Cierto día el zorro decidió mostrarse generoso y convidar a la vieja señora cigüeña. La cena no fue muy sofisticada-al ser de natural tacaño, no era dado a la alta cocina-; de hecho consistió en unas gachas servidas en un plato llano. En un minuto nuestro bromista había lamido su plato hasta dejarlo limpio; mientras tanto su invitada, tratando de pescar las gachas con el pico, no probó bocado. Para devolverle ésta broma pesada, la cigüeña invito al zorro a cenar a la semana siguiente. “Estaré encantado-replicó-; cuando se trata de amigos nunca me resisto.” En el día señalado se dirigió puntualmente a casa de su anfitrión y comenzó de inmediato a alabarlo todo: “¡Qué buen gusto!, ¡Qué elegancia” y la comida ¡ justo en su punto!”. Después se sentó con un apetito voraz(los zorros están siempre dispuestos a comer) y saboreó el delicioso olor de la carne.
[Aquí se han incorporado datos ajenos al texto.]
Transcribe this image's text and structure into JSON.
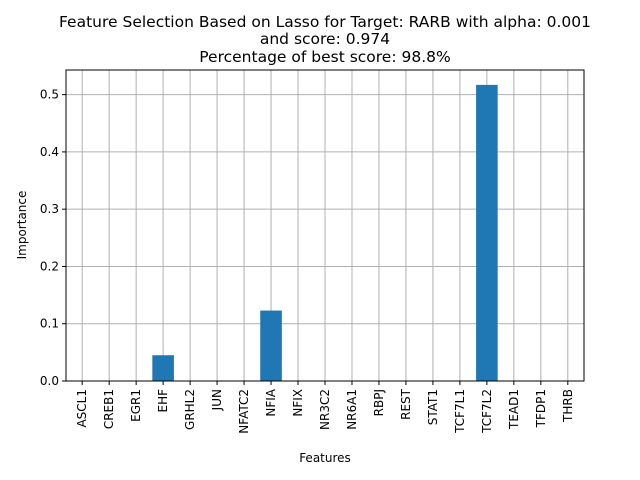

Era carne picada y servida-para que le sirviera de escarmiento- en una urna de cuello largo y estrecho. La cigüeña, inclinándose con facilidad, se hartó de comer sirviéndose de su largo pico; sin embargo al tener el hocico, de la forma y tamaño equivocados, el zorro tuvo que volver a su guarida con el estómago vacío, el rabo entre las piernas y las orejas gachas, con el rostro tan rojo como un zorro al que hubiera cazado una gallina. No hagamos a los demás lo que no nos gusta que nos hagan a nosotros.